As consumers, we expect some services to auto-renew, and others to wait for our approval. Calling or filling in an online form to re-confirm our broadband or streaming TV subscription every month would certainly give us more control, but it would also be incredibly annoying. We’re used to certain types of services simply continuing until we say stop.
This convenience can, of course, work in favour of the service provider. Many can relate to the experience of being charged an unexpectedly high amount for another year of insurance cover, having missed the notice that this would increase. This often feels less like convenience and more like a company taking advantage of a customer’s inattention for profit.
Oracle ERP customers may be in for a similar surprise. In a change to policy, support contracts will now auto-renew rather than simply run out, unless 32 days’ notice is given.
Will this be seen as convenience or exploitation?
Everyone should ditch auto-renew
Getting out of an Oracle support contract used to be simple: when you no longer paid them, they no longer offered you support. An organisation using Oracle ERP was then free to either go it alone without the considerable expense of official support, or switch to a third-party support provider to make savings.
Now it’s a little trickier. By default, a support contract will auto-renew unless 32 days’ notice is given. There will be reminder emails 120 days and 60 days before the renewal date, but these will contain the phrase “no further action is required by you”. Technically, this is correct, but if this email is not received by someone who is responsible for making decisions about support, then it’s more likely to be ignored, just another informational email to file away with no response needed.
Oracle has said that this decision has been made to benefit its customers. With contracts auto-renewing, its argument goes, organisations won't be left without support. We’re not sure its customers would agree—Oracle has always been proactive in selling its support to customers, so it’s unlikely that it would let a customer go without support and not get in touch in order to offer them a new deal.
It’s for this reason that any customer, even those who want to continue with Oracle’s official support, should switch off auto-renew. To do so, all that’s necessary is to log into the Oracle support account platform and opt out of the auto-renew program.
But why cancel Oracle Support if you’re happy with the support received?
The answer is that it gives you leverage. We’re all familiar with the calls and emails with special offers that follow cancelling a service, or being transferred to a retention team able to offer reduced rates. Auto-renew removes all of that, and Oracle is able to simply roll over the contract from before.
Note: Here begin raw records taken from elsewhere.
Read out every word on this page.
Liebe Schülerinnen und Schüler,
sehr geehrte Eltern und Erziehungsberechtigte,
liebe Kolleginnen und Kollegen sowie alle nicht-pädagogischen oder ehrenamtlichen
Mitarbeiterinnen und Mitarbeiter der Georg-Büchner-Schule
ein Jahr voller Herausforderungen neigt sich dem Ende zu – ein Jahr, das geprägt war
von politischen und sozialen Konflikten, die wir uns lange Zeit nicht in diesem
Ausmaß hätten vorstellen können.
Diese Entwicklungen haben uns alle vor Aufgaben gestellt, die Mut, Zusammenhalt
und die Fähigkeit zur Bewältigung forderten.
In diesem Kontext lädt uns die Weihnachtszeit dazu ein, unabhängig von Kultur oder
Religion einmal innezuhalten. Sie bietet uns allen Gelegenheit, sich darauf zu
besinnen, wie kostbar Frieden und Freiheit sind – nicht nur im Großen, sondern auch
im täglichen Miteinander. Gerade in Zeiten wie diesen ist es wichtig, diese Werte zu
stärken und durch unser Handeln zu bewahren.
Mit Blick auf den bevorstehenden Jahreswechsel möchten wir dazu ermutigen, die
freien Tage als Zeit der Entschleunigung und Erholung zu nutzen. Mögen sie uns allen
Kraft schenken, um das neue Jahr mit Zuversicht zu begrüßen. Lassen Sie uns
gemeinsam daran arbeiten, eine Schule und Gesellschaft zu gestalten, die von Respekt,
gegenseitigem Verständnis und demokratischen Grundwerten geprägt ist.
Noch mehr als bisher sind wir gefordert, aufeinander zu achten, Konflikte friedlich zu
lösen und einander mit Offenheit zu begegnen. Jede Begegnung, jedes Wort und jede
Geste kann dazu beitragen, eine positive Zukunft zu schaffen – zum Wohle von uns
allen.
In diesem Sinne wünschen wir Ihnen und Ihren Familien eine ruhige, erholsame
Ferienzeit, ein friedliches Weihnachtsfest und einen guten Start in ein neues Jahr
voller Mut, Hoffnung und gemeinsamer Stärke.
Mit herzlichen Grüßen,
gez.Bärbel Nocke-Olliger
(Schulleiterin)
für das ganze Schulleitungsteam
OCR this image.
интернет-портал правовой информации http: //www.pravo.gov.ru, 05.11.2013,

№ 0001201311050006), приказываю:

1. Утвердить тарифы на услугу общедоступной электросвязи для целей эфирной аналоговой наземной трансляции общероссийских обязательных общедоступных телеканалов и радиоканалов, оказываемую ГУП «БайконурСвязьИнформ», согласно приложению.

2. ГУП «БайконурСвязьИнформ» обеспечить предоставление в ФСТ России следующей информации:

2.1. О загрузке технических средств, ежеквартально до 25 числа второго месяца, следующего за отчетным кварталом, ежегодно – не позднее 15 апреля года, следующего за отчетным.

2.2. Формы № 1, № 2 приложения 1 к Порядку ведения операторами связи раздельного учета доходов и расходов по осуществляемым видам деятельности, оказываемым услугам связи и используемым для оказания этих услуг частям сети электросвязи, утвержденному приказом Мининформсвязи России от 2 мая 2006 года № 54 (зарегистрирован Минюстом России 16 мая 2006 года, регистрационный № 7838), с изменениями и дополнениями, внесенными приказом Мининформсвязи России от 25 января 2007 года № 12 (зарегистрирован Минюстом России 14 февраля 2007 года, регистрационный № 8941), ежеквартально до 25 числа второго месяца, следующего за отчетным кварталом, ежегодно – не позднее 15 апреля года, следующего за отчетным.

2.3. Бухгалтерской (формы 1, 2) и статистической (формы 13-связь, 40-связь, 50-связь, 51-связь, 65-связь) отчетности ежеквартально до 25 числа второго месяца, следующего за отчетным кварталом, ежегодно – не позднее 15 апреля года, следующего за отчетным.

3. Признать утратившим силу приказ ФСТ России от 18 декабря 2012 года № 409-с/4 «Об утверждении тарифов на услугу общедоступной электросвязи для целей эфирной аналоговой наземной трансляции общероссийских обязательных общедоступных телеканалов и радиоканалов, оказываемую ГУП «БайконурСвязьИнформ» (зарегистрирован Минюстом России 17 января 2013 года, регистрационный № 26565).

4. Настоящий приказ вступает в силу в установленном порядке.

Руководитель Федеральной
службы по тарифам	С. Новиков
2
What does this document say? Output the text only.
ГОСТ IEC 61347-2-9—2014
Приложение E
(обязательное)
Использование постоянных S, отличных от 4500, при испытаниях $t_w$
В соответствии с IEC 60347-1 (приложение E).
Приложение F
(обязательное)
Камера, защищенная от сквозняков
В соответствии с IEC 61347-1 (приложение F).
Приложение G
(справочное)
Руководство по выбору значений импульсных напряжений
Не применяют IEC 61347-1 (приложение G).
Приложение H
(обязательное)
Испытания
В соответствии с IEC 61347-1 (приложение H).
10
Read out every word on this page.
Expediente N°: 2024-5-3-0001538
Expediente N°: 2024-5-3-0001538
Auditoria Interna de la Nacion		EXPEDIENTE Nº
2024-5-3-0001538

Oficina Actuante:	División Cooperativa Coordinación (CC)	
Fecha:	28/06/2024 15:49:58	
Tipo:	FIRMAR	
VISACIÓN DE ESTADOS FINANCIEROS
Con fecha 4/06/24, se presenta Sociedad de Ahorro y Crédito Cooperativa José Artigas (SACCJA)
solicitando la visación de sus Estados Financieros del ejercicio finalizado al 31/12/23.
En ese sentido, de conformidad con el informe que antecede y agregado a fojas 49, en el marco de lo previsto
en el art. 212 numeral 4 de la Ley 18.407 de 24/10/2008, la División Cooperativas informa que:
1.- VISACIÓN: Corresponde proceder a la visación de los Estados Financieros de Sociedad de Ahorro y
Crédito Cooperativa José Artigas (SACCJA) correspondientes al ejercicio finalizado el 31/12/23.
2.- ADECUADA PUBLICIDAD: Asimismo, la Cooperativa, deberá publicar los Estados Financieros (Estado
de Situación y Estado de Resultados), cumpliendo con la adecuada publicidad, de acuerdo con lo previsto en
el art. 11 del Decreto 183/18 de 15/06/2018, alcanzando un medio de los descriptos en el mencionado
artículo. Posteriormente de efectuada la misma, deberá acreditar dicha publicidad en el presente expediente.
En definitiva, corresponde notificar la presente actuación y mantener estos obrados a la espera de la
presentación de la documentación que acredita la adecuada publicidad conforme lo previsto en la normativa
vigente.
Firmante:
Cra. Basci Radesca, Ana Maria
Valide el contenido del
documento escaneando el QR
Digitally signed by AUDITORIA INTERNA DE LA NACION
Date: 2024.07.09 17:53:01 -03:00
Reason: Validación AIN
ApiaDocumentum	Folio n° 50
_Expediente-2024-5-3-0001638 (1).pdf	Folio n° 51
Renewing manually means that you can ensure that you’re receiving the best deal—and carefully consider if official support is your preferred choice after all.
It’s important to be careful, however. Oracle say they charge a reinstatement fee to bring back support if it lapses. This fee is calculated as 150 per cent of the annual technical support cost for the last year, and prorated from when support lapsed. That is, whatever a customer would have paid for support for the time they were without it, they would pay that and half again. This penalty is there to discourage turning support on and off when needed, but could also punish those who don’t want to auto-renew.
But are they really going to charge you? We’ve been working with customers for 20+ years and Oracle rarely try applying this particular penalty because they desperately want you back on their books as a paying customer.
Auto-renew may be about convenience, but convenience comes at a cost. This is fine if it’s less than a tenner a month for a recurring Netflix subscription, but organisations should be in control of bills that represent a major outgoing such as Oracle Support.
But what about matching service levels?
Some of Oracle’s customers may worry about the new “matching service levels” policy. Doesn’t it require that all Oracle software has official support? Not quite—but it does imply this, possibly deliberately.
The matching service level policy in fact states that if two products from the same family are used on one system, they must be licensed on the same basis, and this includes support. Oracle says that “you may desupport a subset of licenses in a license set only if you agree to terminate that subset of licenses.” In other words, for certain groups of products, organisations need to choose if they want official support for everything or nothing—there’s no way to pick’n’mix what’s needed.
But this does not mean that an organisation is required to stick with official support for every product they license from Oracle, and it doesn’t mean it might as well auto-renew through a lack of choice. Navigating what is and what is not allowed is, however, tricky, and since the policy was introduced there have been reports of Oracle sales reps telling customers that cannot terminate support on one contract if they want to continue to use any Oracle software at all, implying that support is mandatory.
Oracle has gained a reputation for wielding the threat of software audits to get customers to agree to upgrades, and for pushing its cloud platform to users for whom it may not be the best option. The aim is to bamboozle the customer into choosing the option that is best for Oracle, and not necessarily best for them. Auto-renew and matching service levels are just part of this.
We recommend that Oracle customers not only reject auto-renew, but reject the autopilot mentality that can often come with complex software decisions. There are more choices than the default or what is offered by the Oracle sales rep (like third-party support or a hybrid cloud setup for example), and the matching service levels policy, while making decisions more difficult, shouldn’t stand in the way of exploring all of the options.